Don’t let the adage “once bitten, twice shy” apply to romance scammers, because that bite can be quite expensive! If you believe you are being targeted by a romance scam, take these actions – and if you think a loved one is being scammed, let them know what to do: 

  • Stop communicating with the scammer immediately. 
  • Note any identifiable information you may have on them, such as their email address. Take screenshots and write down any contact information.  
  • Contact your bank or credit card company if you think you’ve given money to a scammer. 
  • File a report with your local police department. 
  • Report the scam to the FTC and the FBI.  
  • Alert the website, platform, or app where you met the scammer. They might have more information on the scammer that can help investigators.  

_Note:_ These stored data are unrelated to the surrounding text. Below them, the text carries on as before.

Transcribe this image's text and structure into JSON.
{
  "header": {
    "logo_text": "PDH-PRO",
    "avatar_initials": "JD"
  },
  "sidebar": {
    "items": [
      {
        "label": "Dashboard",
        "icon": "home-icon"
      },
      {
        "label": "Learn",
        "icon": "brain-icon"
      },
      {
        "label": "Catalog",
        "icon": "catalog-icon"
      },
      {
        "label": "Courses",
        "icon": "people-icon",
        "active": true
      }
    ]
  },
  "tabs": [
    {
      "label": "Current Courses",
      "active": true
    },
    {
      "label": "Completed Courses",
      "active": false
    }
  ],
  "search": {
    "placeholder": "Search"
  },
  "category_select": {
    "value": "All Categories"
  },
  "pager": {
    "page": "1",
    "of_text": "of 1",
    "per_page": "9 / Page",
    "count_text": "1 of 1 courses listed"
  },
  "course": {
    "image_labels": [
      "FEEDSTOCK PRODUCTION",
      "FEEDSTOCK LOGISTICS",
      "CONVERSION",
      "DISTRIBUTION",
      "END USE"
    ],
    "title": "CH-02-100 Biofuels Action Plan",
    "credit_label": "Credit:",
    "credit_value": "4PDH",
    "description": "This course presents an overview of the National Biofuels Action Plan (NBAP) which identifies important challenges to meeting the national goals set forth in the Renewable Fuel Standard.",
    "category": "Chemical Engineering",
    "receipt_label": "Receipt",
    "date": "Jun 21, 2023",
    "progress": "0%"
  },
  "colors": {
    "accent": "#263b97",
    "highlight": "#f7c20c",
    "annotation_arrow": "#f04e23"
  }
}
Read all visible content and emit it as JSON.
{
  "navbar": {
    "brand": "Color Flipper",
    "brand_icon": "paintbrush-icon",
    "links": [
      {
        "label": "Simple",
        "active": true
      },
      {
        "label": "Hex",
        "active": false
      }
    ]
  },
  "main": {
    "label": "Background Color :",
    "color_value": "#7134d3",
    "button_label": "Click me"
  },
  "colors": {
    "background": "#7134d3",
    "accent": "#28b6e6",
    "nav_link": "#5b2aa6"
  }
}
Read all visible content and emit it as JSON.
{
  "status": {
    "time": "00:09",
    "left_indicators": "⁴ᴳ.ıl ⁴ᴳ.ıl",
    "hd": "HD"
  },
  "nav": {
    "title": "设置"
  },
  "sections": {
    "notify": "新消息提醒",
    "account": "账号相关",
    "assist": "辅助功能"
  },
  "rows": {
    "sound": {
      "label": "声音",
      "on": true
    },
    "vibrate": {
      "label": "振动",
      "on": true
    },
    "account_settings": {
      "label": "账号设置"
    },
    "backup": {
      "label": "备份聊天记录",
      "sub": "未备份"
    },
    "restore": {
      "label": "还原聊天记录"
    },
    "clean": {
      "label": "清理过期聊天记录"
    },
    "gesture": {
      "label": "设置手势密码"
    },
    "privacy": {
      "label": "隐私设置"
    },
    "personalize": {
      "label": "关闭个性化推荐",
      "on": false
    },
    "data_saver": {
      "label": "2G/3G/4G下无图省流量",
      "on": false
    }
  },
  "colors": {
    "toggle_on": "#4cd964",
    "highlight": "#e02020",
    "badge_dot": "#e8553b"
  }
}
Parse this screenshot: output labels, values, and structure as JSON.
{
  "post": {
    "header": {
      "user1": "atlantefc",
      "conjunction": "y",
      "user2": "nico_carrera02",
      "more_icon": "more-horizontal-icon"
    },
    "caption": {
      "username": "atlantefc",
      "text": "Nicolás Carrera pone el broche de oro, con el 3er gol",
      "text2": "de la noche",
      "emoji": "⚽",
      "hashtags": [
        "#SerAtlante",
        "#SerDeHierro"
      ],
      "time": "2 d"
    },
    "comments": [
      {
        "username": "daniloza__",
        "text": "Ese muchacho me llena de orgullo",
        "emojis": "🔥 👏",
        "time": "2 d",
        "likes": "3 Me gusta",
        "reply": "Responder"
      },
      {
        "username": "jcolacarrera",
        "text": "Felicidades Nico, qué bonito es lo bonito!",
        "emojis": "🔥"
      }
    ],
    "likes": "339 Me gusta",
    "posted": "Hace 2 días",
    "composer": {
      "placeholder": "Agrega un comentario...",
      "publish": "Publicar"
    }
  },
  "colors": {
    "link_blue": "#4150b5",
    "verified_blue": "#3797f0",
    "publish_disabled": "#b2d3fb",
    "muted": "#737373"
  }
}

By adopting a few cybersecurity habits, you can limit what scammers can learn about you: 

  • Share with care: Think before posting about yourself and others online, especially on social media or online dating services. Consider what a post reveals and who can see it.  
  • Check your settings: Consider setting your social media profiles to “private”. This will make it harder for scammers to target and communicate with you.  
  • Think before you click: Be wary of communications that push you for immediate action or ask for personal information – this could be a phishing attempt. Never share personal information through email, especially if you do not know the sender. 
  • Use reverse image search: If you think you might be talking to someone online who isn’t presenting themselves honestly, do a reverse image search of the account’s profile picture. You may see that image belongs to a completely different person, or has been affiliated with different online identities. If this is the case, there is a high chance the person behind the fake profile picture is trying to scam you.